Fractional Risk Process in Insurance

TL;DR

This paper extends classical insurance risk models by incorporating the fractional Poisson process, capturing dependence in claim arrivals, and analyzes its impact on ruin probabilities and capital requirements.

Contribution

It introduces the fractional Poisson process into ruin probability models, highlighting its effects on initial surplus stress and risk measures in insurance.

Findings

Fractional Poisson process models claim arrivals with dependence.

Average capital needed for recovery remains unchanged under fractional Poisson.

Simplified evaluation of risk measures in fractional Poisson environment.

Abstract

Important models in insurance, for example the Carm{\'e}r--Lundberg theory and the Sparre Andersen model, essentially rely on the Poisson process. The process is used to model arrival times of insurance claims.
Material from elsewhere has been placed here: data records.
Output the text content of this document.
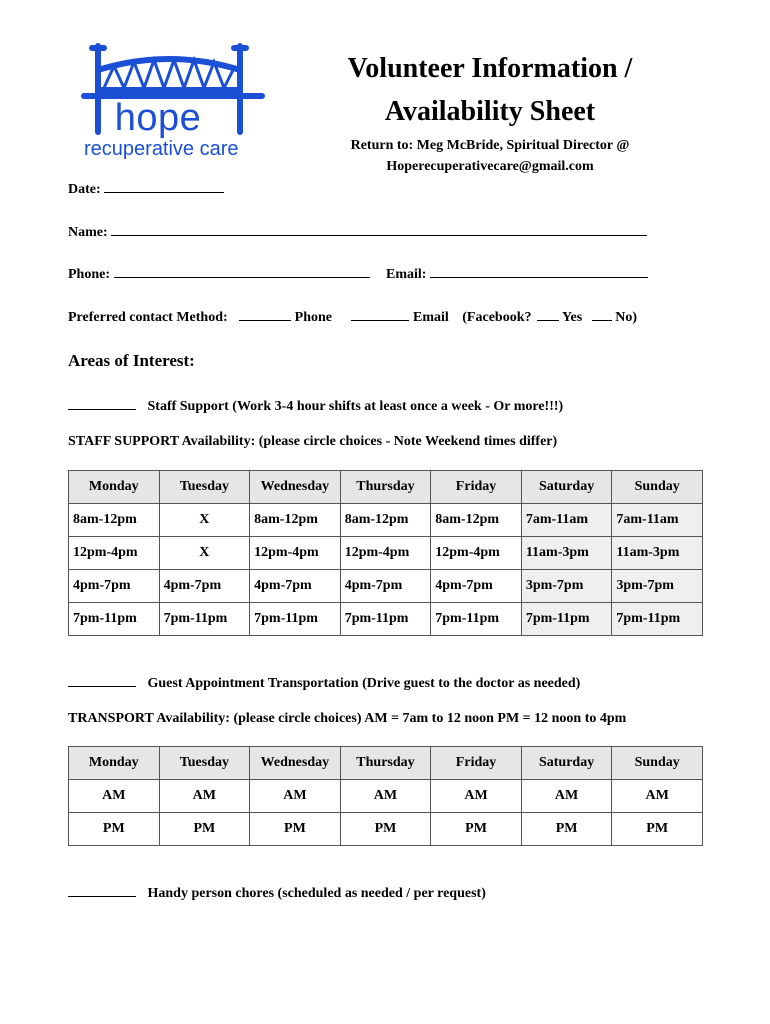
hope
recuperative care
Volunteer Information /
Availability Sheet
Return to: Meg McBride, Spiritual Director @
Hoperecuperativecare@gmail.com
Date:
Name:
Phone:	Email:
Preferred contact Method:	Phone	Email (Facebook? Yes No)
Areas of Interest:
Staff Support (Work 3-4 hour shifts at least once a week - Or more!!!)
STAFF SUPPORT Availability: (please circle choices - Note Weekend times differ)
Monday	Tuesday	Wednesday	Thursday	Friday	Saturday	Sunday
8am-12pm	X	8am-12pm	8am-12pm	8am-12pm	7am-11am	7am-11am
12pm-4pm	X	12pm-4pm	12pm-4pm	12pm-4pm	11am-3pm	11am-3pm
4pm-7pm	4pm-7pm	4pm-7pm	4pm-7pm	4pm-7pm	3pm-7pm	3pm-7pm
7pm-11pm	7pm-11pm	7pm-11pm	7pm-11pm	7pm-11pm	7pm-11pm	7pm-11pm
Guest Appointment Transportation (Drive guest to the doctor as needed)
TRANSPORT Availability: (please circle choices) AM = 7am to 12 noon PM = 12 noon to 4pm
Monday	Tuesday	Wednesday	Thursday	Friday	Saturday	Sunday
AM	AM	AM	AM	AM	AM	AM
PM	PM	PM	PM	PM	PM	PM
Handy person chores (scheduled as needed / per request)
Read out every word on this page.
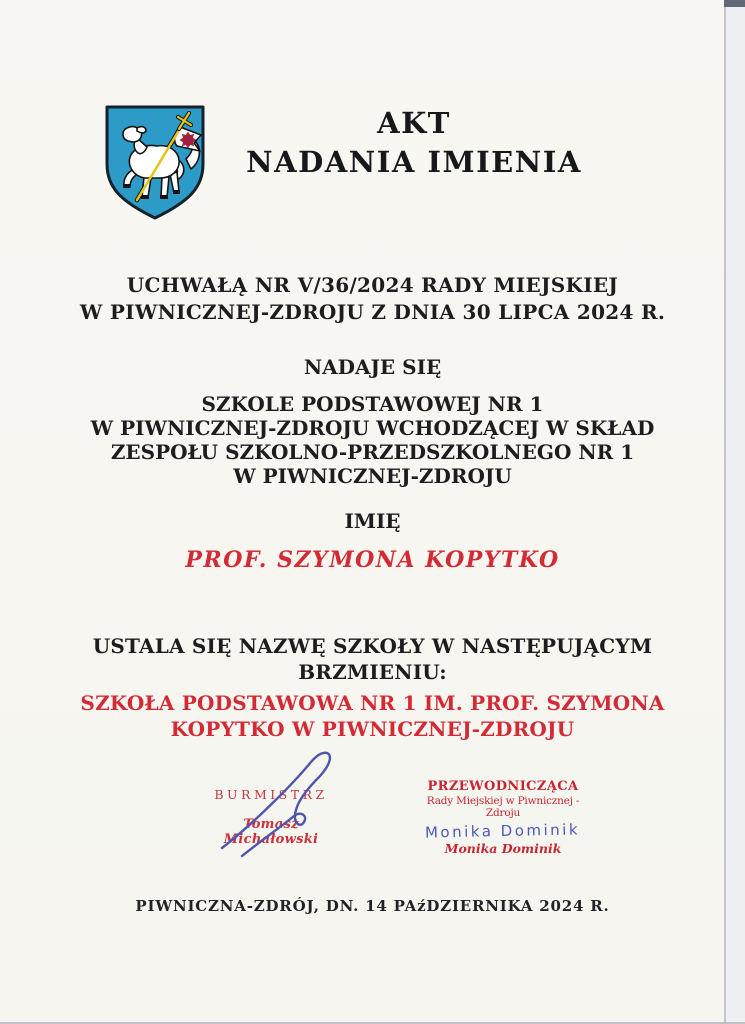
AKT
NADANIA IMIENIA
UCHWAŁĄ NR V/36/2024 RADY MIEJSKIEJ
W PIWNICZNEJ-ZDROJU Z DNIA 30 LIPCA 2024 R.
NADAJE SIĘ
SZKOLE PODSTAWOWEJ NR 1
W PIWNICZNEJ-ZDROJU WCHODZĄCEJ W SKŁAD
ZESPOŁU SZKOLNO-PRZEDSZKOLNEGO NR 1
W PIWNICZNEJ-ZDROJU
IMIĘ
PROF. SZYMONA KOPYTKO
USTALA SIĘ NAZWĘ SZKOŁY W NASTĘPUJĄCYM
BRZMIENIU:
SZKOŁA PODSTAWOWA NR 1 IM. PROF. SZYMONA
KOPYTKO W PIWNICZNEJ-ZDROJU
BURMISTRZ
Tomasz Michałowski
PRZEWODNICZĄCA
Rady Miejskiej w Piwnicznej - Zdroju
Monika Dominik
Monika Dominik
PIWNICZNA-ZDRÓJ, DN. 14 PAźDZIERNIKA 2024 R.
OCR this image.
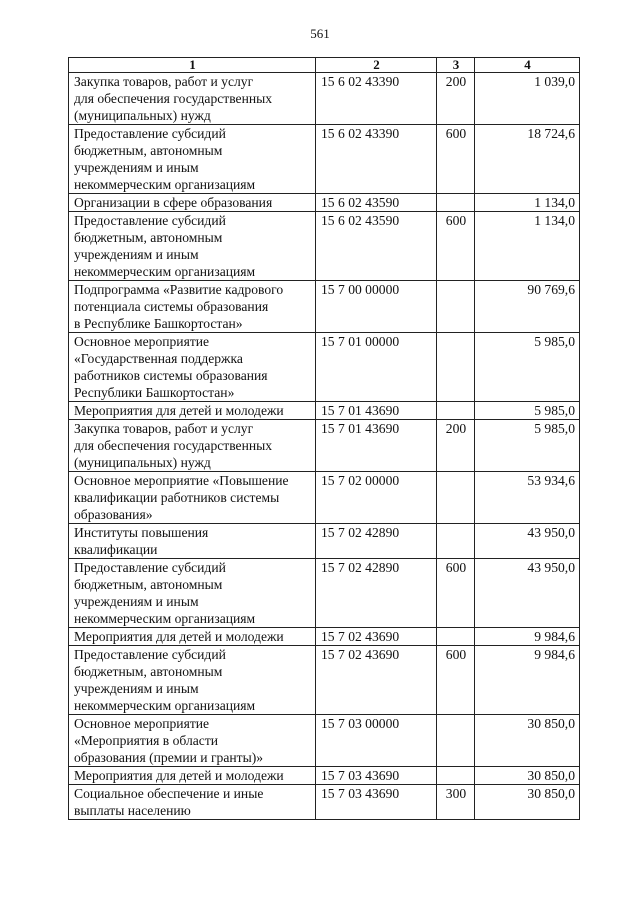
561
1	2	3	4
Закупка товаров, работ и услуг
для обеспечения государственных
(муниципальных) нужд	15 6 02 43390	200	1 039,0
Предоставление субсидий
бюджетным, автономным
учреждениям и иным
некоммерческим организациям	15 6 02 43390	600	18 724,6
Организации в сфере образования	15 6 02 43590		1 134,0
Предоставление субсидий
бюджетным, автономным
учреждениям и иным
некоммерческим организациям	15 6 02 43590	600	1 134,0
Подпрограмма «Развитие кадрового
потенциала системы образования
в Республике Башкортостан»	15 7 00 00000		90 769,6
Основное мероприятие
«Государственная поддержка
работников системы образования
Республики Башкортостан»	15 7 01 00000		5 985,0
Мероприятия для детей и молодежи	15 7 01 43690		5 985,0
Закупка товаров, работ и услуг
для обеспечения государственных
(муниципальных) нужд	15 7 01 43690	200	5 985,0
Основное мероприятие «Повышение
квалификации работников системы
образования»	15 7 02 00000		53 934,6
Институты повышения
квалификации	15 7 02 42890		43 950,0
Предоставление субсидий
бюджетным, автономным
учреждениям и иным
некоммерческим организациям	15 7 02 42890	600	43 950,0
Мероприятия для детей и молодежи	15 7 02 43690		9 984,6
Предоставление субсидий
бюджетным, автономным
учреждениям и иным
некоммерческим организациям	15 7 02 43690	600	9 984,6
Основное мероприятие
«Мероприятия в области
образования (премии и гранты)»	15 7 03 00000		30 850,0
Мероприятия для детей и молодежи	15 7 03 43690		30 850,0
Социальное обеспечение и иные
выплаты населению	15 7 03 43690	300	30 850,0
This paper extends the classical framework for ruin probabilities by proposing and involving the fractional Poisson process as a counting process and addresses fields of applications in insurance. The interdependence of the fractional Poisson process is an important feature of the process, which leads to initial stress of the surplus process. On the other hand we demonstrate that the average capital required to recover a company after ruin does not change when switching to the fractional Poisson regime. We finally address particular risk measures, which allow simple evaluations in an environment governed by the fractional Poisson process.